Until now, there has been no easy method available to allow the investigator and Quality Assurance Manager to check the validity of their mechanical threshold measurements on mice or to compare their overall measurement technique with other institutions. The buckling force of individual filaments may be checked against laboratory scales but this takes no account of poor application technique or errors in the use, after testing, of the up-down or % response algorithms. The same is true if an Electronic Von Frey (EVF) system is used.
MouseCal is a novel validation tool which allows organisations to check the accuracy of the tester’s technique when measuring mechanical thresholds. It is also a valuable training aid for new operators in the use of filaments (or EVF) before they start work with animals. The tool may be used with all traditional von Frey filament sets and with EVF systems (such as MouseMet).
For filaments, the possible sources of error include:
- Bent or damaged filaments that buckle at the wrong force
- Poor operator technique when using the filaments
- Incorrect use of the up-down or % response algorithms, resulting in the wrong threshold value from the data.
For EVF systems, the possible sources of error include:
- Incorrect force calibration of the system
- Poor operator technique
- Use of an inappropriate system for the measurement (usually with too large a force range for mice).
Please watch the video and then read on for the principle of operation and an example of how it may be used to validate your mechanical threshold measurements.
MouseCal is the latest product from Topcat Metrology. As can be seen in the video, the see-saw arm has an over-centre action which mimics a mouse’s foot withdrawal. Practise is therefore required (as with an animal) to ensure that the filament (or EVF) is applied correctly. The force required to tip the arm also has a random component, to simulate the biological variation that always occurs with live subjects (a variation that is in fact necessary for up-down filament algorithms to work). The random variation in MouseCal is generated in software, applied electronically and has been carefully chosen to give a standard deviation similar to that from data on real mice. The tool therefore provides two validity, or quality, measures from each data point.
MouseCal will be available worldwide, initially for short term rent, with the aim of building up a database of information about the accuracy of mechanical threshold tests on mice. This information, showing the spread of measurements around each data point, will be available to all contributors, together with (in confidence) an indication of where the measurement made by each organisation sits within the spread. Four data points will initially be available, spanning the range of 1-4 grams force.
Participation will involve the following steps:
- PI (or QA manager) receives MouseCal with a set of test weights.

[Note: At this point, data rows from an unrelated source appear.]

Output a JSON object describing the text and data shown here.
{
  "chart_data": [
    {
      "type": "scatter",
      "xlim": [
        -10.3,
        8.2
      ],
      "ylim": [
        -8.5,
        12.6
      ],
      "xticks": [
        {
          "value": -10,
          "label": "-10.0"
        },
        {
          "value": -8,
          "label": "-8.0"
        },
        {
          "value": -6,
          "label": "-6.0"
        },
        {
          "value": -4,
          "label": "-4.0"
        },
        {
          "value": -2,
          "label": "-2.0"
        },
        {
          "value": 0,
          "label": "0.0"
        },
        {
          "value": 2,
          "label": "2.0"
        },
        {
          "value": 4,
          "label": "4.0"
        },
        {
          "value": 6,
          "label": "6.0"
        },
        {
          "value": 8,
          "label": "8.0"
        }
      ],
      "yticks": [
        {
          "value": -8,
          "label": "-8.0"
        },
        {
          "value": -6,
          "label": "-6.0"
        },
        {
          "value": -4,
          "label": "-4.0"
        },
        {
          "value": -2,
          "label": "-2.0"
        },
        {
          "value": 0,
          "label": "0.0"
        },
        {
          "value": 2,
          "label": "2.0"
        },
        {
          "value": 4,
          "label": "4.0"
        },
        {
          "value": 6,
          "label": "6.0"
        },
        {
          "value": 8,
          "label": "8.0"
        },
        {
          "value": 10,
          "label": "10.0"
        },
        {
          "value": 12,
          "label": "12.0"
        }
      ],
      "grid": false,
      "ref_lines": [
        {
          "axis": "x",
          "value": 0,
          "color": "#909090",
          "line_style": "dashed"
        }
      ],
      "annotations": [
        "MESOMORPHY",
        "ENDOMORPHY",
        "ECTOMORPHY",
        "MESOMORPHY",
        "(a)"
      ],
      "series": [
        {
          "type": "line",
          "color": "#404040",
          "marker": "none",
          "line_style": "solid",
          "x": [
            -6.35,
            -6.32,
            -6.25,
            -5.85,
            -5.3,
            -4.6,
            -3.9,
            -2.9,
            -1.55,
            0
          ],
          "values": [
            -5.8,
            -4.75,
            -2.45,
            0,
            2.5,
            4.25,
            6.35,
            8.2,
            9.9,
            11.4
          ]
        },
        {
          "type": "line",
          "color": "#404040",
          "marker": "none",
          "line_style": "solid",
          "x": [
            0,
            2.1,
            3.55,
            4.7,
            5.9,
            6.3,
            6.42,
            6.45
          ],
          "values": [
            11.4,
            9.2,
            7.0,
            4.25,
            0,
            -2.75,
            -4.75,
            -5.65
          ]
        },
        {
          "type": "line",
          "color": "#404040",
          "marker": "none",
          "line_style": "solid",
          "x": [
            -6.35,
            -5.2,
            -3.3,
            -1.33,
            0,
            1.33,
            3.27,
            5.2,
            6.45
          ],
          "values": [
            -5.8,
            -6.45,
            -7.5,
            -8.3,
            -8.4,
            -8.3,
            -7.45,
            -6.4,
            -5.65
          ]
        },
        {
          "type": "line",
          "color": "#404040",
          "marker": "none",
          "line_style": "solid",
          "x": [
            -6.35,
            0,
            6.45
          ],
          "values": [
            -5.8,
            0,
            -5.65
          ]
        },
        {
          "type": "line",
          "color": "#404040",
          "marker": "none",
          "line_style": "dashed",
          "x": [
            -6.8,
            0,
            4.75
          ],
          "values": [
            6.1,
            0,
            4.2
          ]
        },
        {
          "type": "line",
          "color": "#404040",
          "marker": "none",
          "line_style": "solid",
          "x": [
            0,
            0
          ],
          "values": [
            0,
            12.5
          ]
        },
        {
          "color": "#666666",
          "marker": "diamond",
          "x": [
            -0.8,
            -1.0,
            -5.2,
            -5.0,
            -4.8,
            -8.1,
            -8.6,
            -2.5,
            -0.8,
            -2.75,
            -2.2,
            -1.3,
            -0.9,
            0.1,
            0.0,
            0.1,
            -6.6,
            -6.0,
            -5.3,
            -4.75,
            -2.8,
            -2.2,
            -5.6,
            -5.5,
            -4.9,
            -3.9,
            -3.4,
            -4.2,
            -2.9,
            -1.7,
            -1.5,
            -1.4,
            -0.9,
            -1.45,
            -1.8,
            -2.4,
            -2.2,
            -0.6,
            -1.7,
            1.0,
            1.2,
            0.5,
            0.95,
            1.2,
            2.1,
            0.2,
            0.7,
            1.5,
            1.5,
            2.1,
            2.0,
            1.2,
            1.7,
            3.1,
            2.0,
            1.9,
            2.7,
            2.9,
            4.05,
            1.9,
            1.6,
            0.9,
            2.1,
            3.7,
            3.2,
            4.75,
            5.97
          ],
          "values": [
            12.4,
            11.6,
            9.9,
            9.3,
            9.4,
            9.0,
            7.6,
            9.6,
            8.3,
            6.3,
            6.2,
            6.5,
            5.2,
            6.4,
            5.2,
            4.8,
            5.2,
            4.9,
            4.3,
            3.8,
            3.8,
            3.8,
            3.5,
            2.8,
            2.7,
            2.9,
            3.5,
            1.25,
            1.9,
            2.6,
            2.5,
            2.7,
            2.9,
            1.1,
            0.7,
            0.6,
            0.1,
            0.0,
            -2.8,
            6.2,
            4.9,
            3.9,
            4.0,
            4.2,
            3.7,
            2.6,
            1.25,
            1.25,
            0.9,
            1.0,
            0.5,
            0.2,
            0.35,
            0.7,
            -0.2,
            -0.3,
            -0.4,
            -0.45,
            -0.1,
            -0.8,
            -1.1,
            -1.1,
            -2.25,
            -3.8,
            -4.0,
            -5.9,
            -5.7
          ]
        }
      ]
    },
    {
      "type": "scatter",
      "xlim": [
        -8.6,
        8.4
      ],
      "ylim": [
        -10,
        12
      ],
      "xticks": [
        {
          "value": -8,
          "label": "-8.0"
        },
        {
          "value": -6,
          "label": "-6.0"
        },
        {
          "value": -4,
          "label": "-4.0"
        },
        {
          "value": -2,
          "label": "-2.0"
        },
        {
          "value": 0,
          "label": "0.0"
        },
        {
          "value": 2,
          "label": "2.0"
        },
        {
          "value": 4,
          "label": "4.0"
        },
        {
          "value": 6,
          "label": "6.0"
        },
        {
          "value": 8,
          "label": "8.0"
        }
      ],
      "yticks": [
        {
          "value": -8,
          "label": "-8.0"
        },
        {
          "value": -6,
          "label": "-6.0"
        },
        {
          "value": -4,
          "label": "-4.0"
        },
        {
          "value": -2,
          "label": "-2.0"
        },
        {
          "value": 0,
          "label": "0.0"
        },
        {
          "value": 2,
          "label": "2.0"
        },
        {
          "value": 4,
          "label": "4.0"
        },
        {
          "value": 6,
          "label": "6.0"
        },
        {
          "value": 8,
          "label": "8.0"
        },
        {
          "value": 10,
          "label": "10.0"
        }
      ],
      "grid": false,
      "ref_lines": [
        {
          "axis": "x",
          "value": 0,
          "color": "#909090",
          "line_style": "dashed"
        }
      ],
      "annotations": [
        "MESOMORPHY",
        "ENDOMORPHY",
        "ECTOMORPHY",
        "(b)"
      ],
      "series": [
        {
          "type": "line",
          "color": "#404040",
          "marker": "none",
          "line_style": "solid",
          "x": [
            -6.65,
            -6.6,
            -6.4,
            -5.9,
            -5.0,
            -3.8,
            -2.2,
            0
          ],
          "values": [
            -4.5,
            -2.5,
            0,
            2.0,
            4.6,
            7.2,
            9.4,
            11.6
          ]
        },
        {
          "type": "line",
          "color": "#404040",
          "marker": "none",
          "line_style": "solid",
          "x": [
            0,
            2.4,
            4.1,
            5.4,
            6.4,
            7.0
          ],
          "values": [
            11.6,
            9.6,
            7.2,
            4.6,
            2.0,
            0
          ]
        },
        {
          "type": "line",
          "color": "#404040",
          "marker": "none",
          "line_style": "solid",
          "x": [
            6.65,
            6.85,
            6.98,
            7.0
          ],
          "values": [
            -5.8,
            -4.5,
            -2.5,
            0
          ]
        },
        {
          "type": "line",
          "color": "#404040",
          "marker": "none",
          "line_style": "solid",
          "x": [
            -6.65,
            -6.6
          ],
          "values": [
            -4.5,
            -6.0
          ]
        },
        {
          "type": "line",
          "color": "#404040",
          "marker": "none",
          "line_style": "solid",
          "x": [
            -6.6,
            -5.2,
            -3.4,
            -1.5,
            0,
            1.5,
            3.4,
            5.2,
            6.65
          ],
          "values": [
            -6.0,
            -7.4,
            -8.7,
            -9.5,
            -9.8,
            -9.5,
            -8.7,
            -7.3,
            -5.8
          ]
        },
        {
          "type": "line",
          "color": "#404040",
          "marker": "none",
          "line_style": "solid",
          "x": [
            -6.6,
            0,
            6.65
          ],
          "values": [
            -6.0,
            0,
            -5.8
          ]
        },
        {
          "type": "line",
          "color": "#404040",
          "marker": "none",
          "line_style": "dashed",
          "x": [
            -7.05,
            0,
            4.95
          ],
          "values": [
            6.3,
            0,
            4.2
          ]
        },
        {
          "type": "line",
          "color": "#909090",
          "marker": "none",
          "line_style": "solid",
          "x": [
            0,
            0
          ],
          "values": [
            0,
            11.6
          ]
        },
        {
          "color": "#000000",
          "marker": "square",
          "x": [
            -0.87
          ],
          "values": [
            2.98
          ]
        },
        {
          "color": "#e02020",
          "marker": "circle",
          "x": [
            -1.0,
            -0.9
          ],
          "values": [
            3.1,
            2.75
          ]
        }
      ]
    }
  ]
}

- The PI gives the equipment to the operator who, following the instructions given, measures the threshold force required to tip the arm for each of the masses in turn, and for the bare arm without any weight, using whatever method the organisation normally uses for mice. If using filaments and the up-down method then the algorithm (and method of applying it) for deriving the threshold force from the up-down sequence is also checked. If using an EVF system, then the usual number of readings at each time point are taken and averaged.
- The operator gives the PI their estimate of the mean and standard deviation for the threshold force of each weight.
- The PI returns MouseCal to Topcat. The four mean forces are entered into Topcat’s evolving database and compared with the values from the other contributors. For each force, the variation from the database mean is then reported to the PI.